Intrapulmonary Delivery of Tumor Necrosis Factor Agonist Peptide Augments Host Defense in Murine Gram-Negative Bacterial Pneumonia

Tumor necrosis factor alpha (TNF) has been shown to be an essential cytokine mediator of innate immunity in Klebsiella pneumonia. Recently, a TNF agonist peptide consisting of the 11-amino-acid TNF binding site (TNF(70-80)) has been shown to possess many of the leukocyte-activating properties of TNF without the associated toxicity when administered locally or systemically. Given the beneficial effects of TNF in gram-negative pneumonia, we hypothesize that the intratracheal (i.t.) administration of TNF(70-80) would augment lung innate immunity in mice challenged with intrapulmonary Klebsiella pneumoniae. The administration of TNF(70-80) i.t. to CBA/J mice 7 days prior to, but not concomitantly with, the i.t. delivery of 3 × 10(3) CFU of K. pneumoniae resulted in a marked increase in survival compared to that of animals receiving a control peptide i.t. In addition, pretreatment with TNF(70-80) resulted in improved bacterial clearance, which occurred in association with enhanced lung myeloperoxidase activity (as a measure of lung polymorphonuclear leukocyte influx), and increased expression of the important activating cytokines TNF, macrophage inflammatory protein-2, interleukin-12, and gamma interferon compared that for animals receiving control peptide.
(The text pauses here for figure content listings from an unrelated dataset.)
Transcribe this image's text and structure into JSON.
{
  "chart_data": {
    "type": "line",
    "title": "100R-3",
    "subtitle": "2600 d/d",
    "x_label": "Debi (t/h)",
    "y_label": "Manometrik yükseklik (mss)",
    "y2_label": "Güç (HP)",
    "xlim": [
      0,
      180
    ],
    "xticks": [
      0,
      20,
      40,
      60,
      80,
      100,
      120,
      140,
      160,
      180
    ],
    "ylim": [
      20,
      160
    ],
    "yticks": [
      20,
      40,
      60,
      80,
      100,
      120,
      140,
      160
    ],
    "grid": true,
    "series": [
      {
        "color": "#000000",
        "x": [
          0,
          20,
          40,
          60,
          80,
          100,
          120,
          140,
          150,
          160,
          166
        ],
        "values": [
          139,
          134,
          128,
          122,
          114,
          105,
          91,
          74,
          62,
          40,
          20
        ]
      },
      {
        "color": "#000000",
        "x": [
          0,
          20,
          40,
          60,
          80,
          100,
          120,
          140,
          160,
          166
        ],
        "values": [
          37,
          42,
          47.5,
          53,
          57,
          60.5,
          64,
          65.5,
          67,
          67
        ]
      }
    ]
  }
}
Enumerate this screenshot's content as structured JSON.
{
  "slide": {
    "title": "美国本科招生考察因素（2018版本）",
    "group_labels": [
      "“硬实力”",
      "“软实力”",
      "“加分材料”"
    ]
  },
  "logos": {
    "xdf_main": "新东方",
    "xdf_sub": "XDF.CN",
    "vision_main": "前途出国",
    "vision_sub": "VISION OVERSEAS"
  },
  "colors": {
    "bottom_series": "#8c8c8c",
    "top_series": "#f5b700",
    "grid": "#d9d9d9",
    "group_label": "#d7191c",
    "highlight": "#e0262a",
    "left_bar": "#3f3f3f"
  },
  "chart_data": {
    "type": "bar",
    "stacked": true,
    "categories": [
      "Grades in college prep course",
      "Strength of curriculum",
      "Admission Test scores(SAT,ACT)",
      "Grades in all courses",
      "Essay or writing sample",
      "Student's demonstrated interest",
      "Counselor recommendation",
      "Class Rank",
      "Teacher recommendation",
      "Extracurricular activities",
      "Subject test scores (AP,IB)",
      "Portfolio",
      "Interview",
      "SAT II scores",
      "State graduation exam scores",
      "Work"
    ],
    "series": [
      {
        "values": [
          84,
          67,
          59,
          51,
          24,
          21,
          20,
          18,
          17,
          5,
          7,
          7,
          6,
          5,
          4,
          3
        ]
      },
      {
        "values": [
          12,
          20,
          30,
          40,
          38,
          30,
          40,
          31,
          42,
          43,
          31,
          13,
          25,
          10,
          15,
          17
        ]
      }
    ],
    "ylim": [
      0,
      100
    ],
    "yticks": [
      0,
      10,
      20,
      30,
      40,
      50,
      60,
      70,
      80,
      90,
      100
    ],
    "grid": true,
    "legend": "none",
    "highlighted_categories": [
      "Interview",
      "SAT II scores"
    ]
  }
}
Finally, the administration of TNF(70-80) intraperitoneally resulted in enhanced rather than decreased lethality of Klebsiella pneumonia compared to that for animals receiving either TNF(70-80) or control peptide i.t. Our studies suggest that the intrapulmonary, but not systemic, administration of the TNF agonist peptide may serve as an important immunoadjuvant in the treatment of murine Klebsiella pneumonia.